The Home Office spent £28m on the aborted asylum centre planned for Bicester and "misjudged" the fight against it, watchdogs revealed today.

The National Audit Office said some of the problems with the plans for the proposed centre could have been foreseen - and money saved - if the department had worked in a "more co-ordinated and joined-up way".

Previous reports put the cost of the centre at £25m and last night one of the anti-centre campaigners, Dionne Arrowsmith, condemned the Home Office for spending so much money.

Global Solutions Limited (GSL) was awarded the contract after undercutting another company, UKDS, by nearly £25m to build the 750-bed centre, in 2003 prices excluding VAT.

GSL told the Home Office its total construction cost would be £59.9m, while UKDS bid £84.5 million and a third company, Premier Accommodation Services, bid £69m.

The winning bidder also said it could operate the centre for £15.4m compared with UKDS's £17.9m a year figure, the report revealed.

Such financial detail is usually kept secret by the Government on the grounds of "commercial confidentiality".

After the project was abandoned, the Home Office handed termination payments to GSL totalling £7.9m.
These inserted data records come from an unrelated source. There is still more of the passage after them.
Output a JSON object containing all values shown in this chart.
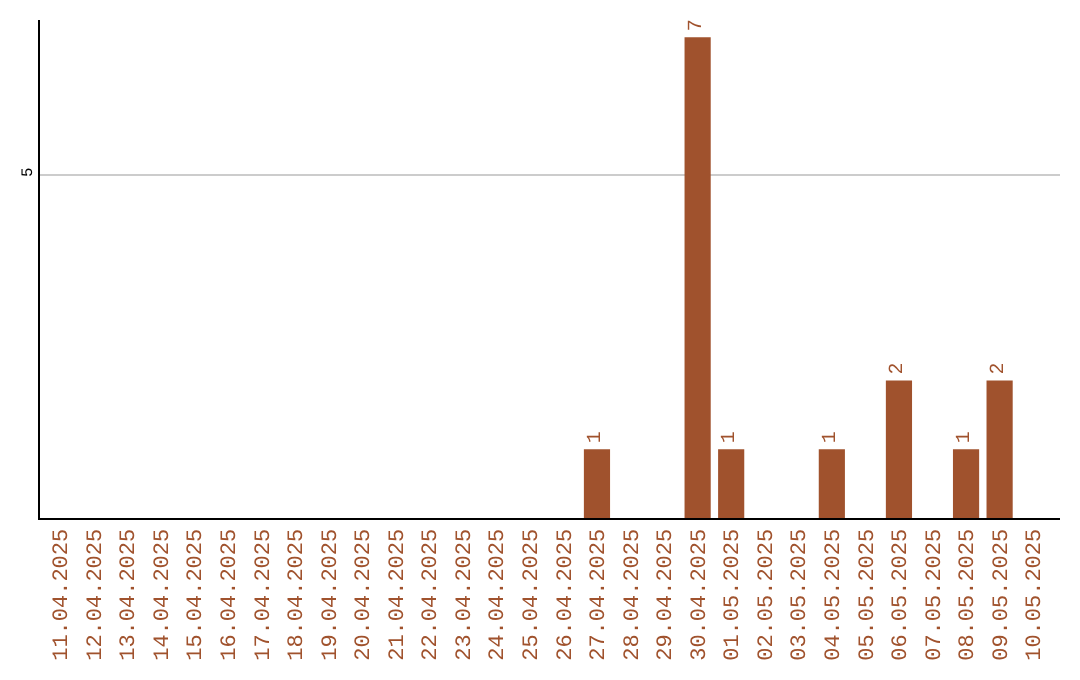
{
  "chart_data": {
    "type": "bar",
    "categories": [
      "11.04.2025",
      "12.04.2025",
      "13.04.2025",
      "14.04.2025",
      "15.04.2025",
      "16.04.2025",
      "17.04.2025",
      "18.04.2025",
      "19.04.2025",
      "20.04.2025",
      "21.04.2025",
      "22.04.2025",
      "23.04.2025",
      "24.04.2025",
      "25.04.2025",
      "26.04.2025",
      "27.04.2025",
      "28.04.2025",
      "29.04.2025",
      "30.04.2025",
      "01.05.2025",
      "02.05.2025",
      "03.05.2025",
      "04.05.2025",
      "05.05.2025",
      "06.05.2025",
      "07.05.2025",
      "08.05.2025",
      "09.05.2025",
      "10.05.2025"
    ],
    "values": [
      null,
      null,
      null,
      null,
      null,
      null,
      null,
      null,
      null,
      null,
      null,
      null,
      null,
      null,
      null,
      null,
      1,
      null,
      null,
      7,
      1,
      null,
      null,
      1,
      null,
      2,
      null,
      1,
      2,
      null
    ],
    "data_labels": true,
    "color": "#a0522d",
    "ylim": [
      0,
      7.25
    ],
    "yticks": [
      5
    ],
    "grid": "y",
    "legend": false
  }
}
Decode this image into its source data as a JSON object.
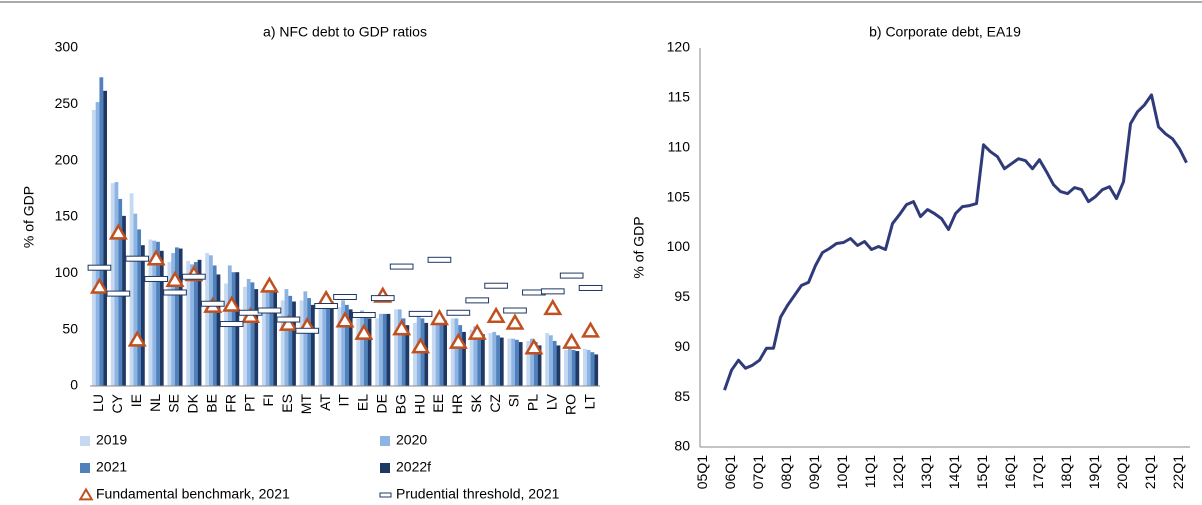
{
  "chart_data": [
    {
      "type": "bar",
      "title": "a) NFC debt to GDP ratios",
      "y_label": "% of GDP",
      "categories": [
        "LU",
        "CY",
        "IE",
        "NL",
        "SE",
        "DK",
        "BE",
        "FR",
        "PT",
        "FI",
        "ES",
        "MT",
        "AT",
        "IT",
        "EL",
        "DE",
        "BG",
        "HU",
        "EE",
        "HR",
        "SK",
        "CZ",
        "SI",
        "PL",
        "LV",
        "RO",
        "LT"
      ],
      "series": [
        {
          "name": "2019",
          "color": "#c5d9f1",
          "values": [
            245,
            180,
            171,
            130,
            110,
            111,
            118,
            91,
            88,
            84,
            76,
            76,
            73,
            70,
            60,
            60,
            68,
            56,
            55,
            60,
            50,
            47,
            42,
            40,
            47,
            32,
            33
          ]
        },
        {
          "name": "2020",
          "color": "#8db4e2",
          "values": [
            252,
            181,
            153,
            129,
            118,
            108,
            116,
            107,
            95,
            88,
            86,
            84,
            79,
            76,
            67,
            64,
            68,
            62,
            63,
            60,
            53,
            48,
            42,
            42,
            45,
            35,
            32
          ]
        },
        {
          "name": "2021",
          "color": "#4f81bd",
          "values": [
            274,
            166,
            139,
            128,
            123,
            110,
            107,
            101,
            92,
            86,
            80,
            78,
            77,
            72,
            65,
            64,
            60,
            60,
            60,
            54,
            49,
            45,
            41,
            39,
            40,
            32,
            30
          ]
        },
        {
          "name": "2022f",
          "color": "#1f3864",
          "values": [
            262,
            151,
            125,
            120,
            122,
            112,
            99,
            101,
            86,
            85,
            75,
            72,
            75,
            68,
            60,
            64,
            54,
            56,
            58,
            48,
            46,
            43,
            39,
            36,
            36,
            31,
            28
          ]
        },
        {
          "name": "Fundamental benchmark, 2021",
          "color": "#c0501f",
          "marker": "triangle",
          "values": [
            88,
            136,
            41,
            113,
            94,
            99,
            71,
            72,
            62,
            89,
            55,
            53,
            77,
            58,
            47,
            80,
            51,
            35,
            60,
            39,
            47,
            62,
            56,
            34,
            69,
            39,
            49
          ]
        },
        {
          "name": "Prudential threshold, 2021",
          "color": "#1f3864",
          "marker": "dash",
          "values": [
            105,
            82,
            113,
            95,
            83,
            97,
            73,
            55,
            65,
            67,
            59,
            49,
            71,
            79,
            63,
            78,
            106,
            64,
            112,
            65,
            76,
            89,
            67,
            83,
            84,
            98,
            87
          ]
        }
      ],
      "ylim": [
        0,
        300
      ],
      "yticks": [
        0,
        50,
        100,
        150,
        200,
        250,
        300
      ],
      "grid": false
    },
    {
      "type": "line",
      "title": "b) Corporate debt, EA19",
      "y_label": "% of GDP",
      "categories": [
        "05Q1",
        null,
        null,
        null,
        "06Q1",
        null,
        null,
        null,
        "07Q1",
        null,
        null,
        null,
        "08Q1",
        null,
        null,
        null,
        "09Q1",
        null,
        null,
        null,
        "10Q1",
        null,
        null,
        null,
        "11Q1",
        null,
        null,
        null,
        "12Q1",
        null,
        null,
        null,
        "13Q1",
        null,
        null,
        null,
        "14Q1",
        null,
        null,
        null,
        "15Q1",
        null,
        null,
        null,
        "16Q1",
        null,
        null,
        null,
        "17Q1",
        null,
        null,
        null,
        "18Q1",
        null,
        null,
        null,
        "19Q1",
        null,
        null,
        null,
        "20Q1",
        null,
        null,
        null,
        "21Q1",
        null,
        null,
        null,
        "22Q1",
        null
      ],
      "series": [
        {
          "name": "Corporate debt, EA19",
          "color": "#2f3a7a",
          "values": [
            null,
            null,
            null,
            85.7,
            87.7,
            88.7,
            87.9,
            88.2,
            88.7,
            89.9,
            89.9,
            93.0,
            94.2,
            95.2,
            96.2,
            96.5,
            98.2,
            99.5,
            99.9,
            100.4,
            100.5,
            100.9,
            100.2,
            100.6,
            99.8,
            100.1,
            99.8,
            102.4,
            103.3,
            104.3,
            104.6,
            103.1,
            103.8,
            103.4,
            102.9,
            101.8,
            103.4,
            104.1,
            104.2,
            104.4,
            110.3,
            109.6,
            109.1,
            107.9,
            108.4,
            108.9,
            108.7,
            107.9,
            108.8,
            107.6,
            106.3,
            105.6,
            105.4,
            106.0,
            105.8,
            104.6,
            105.1,
            105.8,
            106.1,
            104.9,
            106.6,
            112.4,
            113.6,
            114.3,
            115.3,
            112.1,
            111.4,
            110.9,
            109.9,
            108.5
          ]
        }
      ],
      "ylim": [
        80,
        120
      ],
      "yticks": [
        80,
        85,
        90,
        95,
        100,
        105,
        110,
        115,
        120
      ],
      "grid": false
    }
  ]
}
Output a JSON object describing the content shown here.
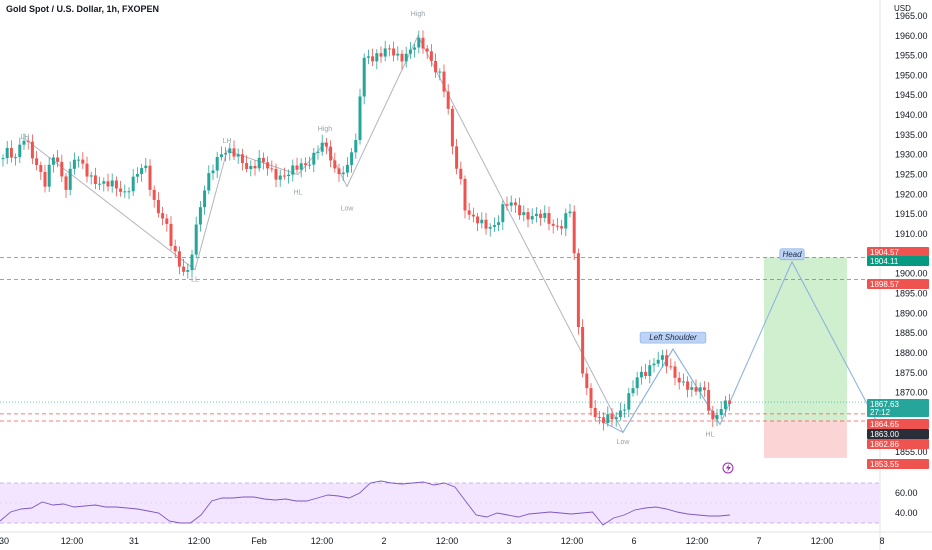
{
  "header": {
    "title": "Gold Spot / U.S. Dollar, 1h, FXOPEN",
    "currency": "USD"
  },
  "colors": {
    "up": "#26a69a",
    "down": "#ef5350",
    "wave": "#b2b5be",
    "projection": "#90b4e0",
    "rsi_line": "#7e57c2",
    "rsi_fill": "#f3e5ff",
    "target_zone": "#c8ecc6",
    "stop_zone": "#fbd0d0"
  },
  "chart_data": {
    "type": "candlestick",
    "y_axis": {
      "range": [
        1850,
        1967
      ],
      "ticks": [
        1855,
        1860,
        1865,
        1870,
        1875,
        1880,
        1885,
        1890,
        1895,
        1900,
        1905,
        1910,
        1915,
        1920,
        1925,
        1930,
        1935,
        1940,
        1945,
        1950,
        1955,
        1960,
        1965
      ]
    },
    "x_axis": {
      "ticks": [
        "30",
        "12:00",
        "31",
        "12:00",
        "Feb",
        "12:00",
        "2",
        "12:00",
        "3",
        "12:00",
        "6",
        "12:00",
        "7",
        "12:00",
        "8"
      ]
    },
    "price_path": [
      [
        0,
        1929
      ],
      [
        5,
        1932
      ],
      [
        15,
        1928
      ],
      [
        25,
        1935
      ],
      [
        35,
        1929
      ],
      [
        45,
        1922
      ],
      [
        55,
        1931
      ],
      [
        65,
        1922
      ],
      [
        75,
        1929
      ],
      [
        85,
        1926
      ],
      [
        95,
        1924
      ],
      [
        105,
        1922
      ],
      [
        115,
        1922
      ],
      [
        125,
        1921
      ],
      [
        135,
        1924
      ],
      [
        145,
        1927
      ],
      [
        155,
        1918
      ],
      [
        165,
        1913
      ],
      [
        172,
        1906
      ],
      [
        180,
        1902
      ],
      [
        188,
        1901
      ],
      [
        196,
        1911
      ],
      [
        202,
        1918
      ],
      [
        208,
        1924
      ],
      [
        215,
        1929
      ],
      [
        222,
        1931
      ],
      [
        230,
        1930
      ],
      [
        240,
        1929
      ],
      [
        250,
        1927
      ],
      [
        260,
        1928
      ],
      [
        270,
        1926
      ],
      [
        280,
        1925
      ],
      [
        290,
        1925
      ],
      [
        300,
        1927
      ],
      [
        310,
        1929
      ],
      [
        320,
        1932
      ],
      [
        328,
        1931
      ],
      [
        334,
        1926
      ],
      [
        340,
        1927
      ],
      [
        345,
        1925
      ],
      [
        350,
        1930
      ],
      [
        356,
        1932
      ],
      [
        360,
        1945
      ],
      [
        365,
        1956
      ],
      [
        372,
        1955
      ],
      [
        380,
        1955
      ],
      [
        390,
        1956
      ],
      [
        400,
        1955
      ],
      [
        410,
        1956
      ],
      [
        420,
        1958
      ],
      [
        428,
        1956
      ],
      [
        434,
        1953
      ],
      [
        440,
        1950
      ],
      [
        447,
        1943
      ],
      [
        453,
        1930
      ],
      [
        460,
        1925
      ],
      [
        466,
        1916
      ],
      [
        472,
        1914
      ],
      [
        480,
        1912
      ],
      [
        488,
        1912
      ],
      [
        496,
        1913
      ],
      [
        504,
        1917
      ],
      [
        512,
        1917
      ],
      [
        520,
        1916
      ],
      [
        528,
        1915
      ],
      [
        536,
        1914
      ],
      [
        544,
        1914
      ],
      [
        552,
        1913
      ],
      [
        560,
        1912
      ],
      [
        566,
        1914
      ],
      [
        572,
        1916
      ],
      [
        576,
        1895
      ],
      [
        580,
        1880
      ],
      [
        585,
        1873
      ],
      [
        590,
        1868
      ],
      [
        596,
        1863
      ],
      [
        602,
        1862
      ],
      [
        610,
        1864
      ],
      [
        618,
        1865
      ],
      [
        626,
        1867
      ],
      [
        632,
        1870
      ],
      [
        638,
        1874
      ],
      [
        646,
        1876
      ],
      [
        654,
        1878
      ],
      [
        662,
        1878
      ],
      [
        670,
        1876
      ],
      [
        678,
        1874
      ],
      [
        686,
        1872
      ],
      [
        694,
        1869
      ],
      [
        702,
        1872
      ],
      [
        708,
        1868
      ],
      [
        712,
        1863
      ],
      [
        718,
        1865
      ],
      [
        724,
        1866
      ],
      [
        730,
        1867.63
      ]
    ],
    "price_lines": [
      {
        "label": "1904.57",
        "value": 1904.57,
        "color": "#ef5350"
      },
      {
        "label": "1904.11",
        "value": 1904.11,
        "color": "#089981"
      },
      {
        "label": "1898.57",
        "value": 1898.57,
        "color": "#ef5350"
      },
      {
        "label": "1867.63",
        "value": 1867.63,
        "color": "#26a69a",
        "countdown": "27:12"
      },
      {
        "label": "1864.65",
        "value": 1864.65,
        "color": "#ef5350"
      },
      {
        "label": "1863.00",
        "value": 1863.0,
        "color": "#2a2e39"
      },
      {
        "label": "1862.86",
        "value": 1862.86,
        "color": "#ef5350"
      },
      {
        "label": "1853.55",
        "value": 1853.55,
        "color": "#ef5350"
      }
    ],
    "wave_labels": [
      {
        "text": "LH",
        "x": 25,
        "y": 1934
      },
      {
        "text": "LL",
        "x": 195,
        "y": 1898
      },
      {
        "text": "LH",
        "x": 227,
        "y": 1933
      },
      {
        "text": "High",
        "x": 325,
        "y": 1936
      },
      {
        "text": "HL",
        "x": 298,
        "y": 1920
      },
      {
        "text": "Low",
        "x": 347,
        "y": 1916
      },
      {
        "text": "High",
        "x": 418,
        "y": 1965
      },
      {
        "text": "Low",
        "x": 623,
        "y": 1857
      },
      {
        "text": "HL",
        "x": 710,
        "y": 1859
      }
    ],
    "pattern_labels": [
      {
        "text": "Left Shoulder",
        "x": 673,
        "y": 1883
      },
      {
        "text": "Head",
        "x": 792,
        "y": 1904
      }
    ],
    "rsi": {
      "ticks": [
        40,
        60
      ],
      "values": [
        32,
        41,
        44,
        45,
        51,
        48,
        49,
        46,
        47,
        48,
        46,
        46,
        45,
        44,
        42,
        40,
        32,
        30,
        30,
        38,
        52,
        55,
        55,
        56,
        56,
        54,
        53,
        54,
        52,
        52,
        55,
        58,
        57,
        55,
        60,
        70,
        72,
        70,
        69,
        70,
        71,
        68,
        70,
        66,
        52,
        38,
        36,
        40,
        38,
        36,
        39,
        40,
        41,
        40,
        39,
        40,
        41,
        28,
        35,
        38,
        43,
        45,
        46,
        44,
        41,
        39,
        38,
        37,
        37,
        38
      ]
    }
  }
}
The company was also paid £7.6m for design work.

A long-winded effort to win planning permission meant that by April 2005 Home Office officials ruled the project was no longer economically viable.

Capital costs rose and at the same time asylum applications had fallen for a number of reasons, the NAO found.

Chairman of the Commons all-party Public Accounts Committee Edward Leigh said: "The Home Office drove ahead with a project to build a network of asylum accommodation centres, without an eye on what was happening to the numbers of those seeking asylum in the UK.

"And, inexplicably, the department seriously misjudged the level of opposition it would face.

"These factors led to the process being dragged out and the prices getting hiked up."

He added: "The site the Home Office bought is sitting dormant and no-one seems to have any idea what to do with it."

Mrs Arrowsmith, who co-founded the Bicester Action Group in March 2002 to campaign against the asylum centre, said: "I am not surprised the cost has totalled £28m.

"The Home Office had a public enquiry, they employed the most expensive QCs in the country and then had to pay them. They entered in to contacts with various companies and then everybody had to be compensated for the contracts that never were.

"It was a completely ludicrous policy in the first place. It wasn't right for Bicester and it wouldn't be right in any place. The whole scheme was ridiculous - accommodation centres are never going to work wherever they are put."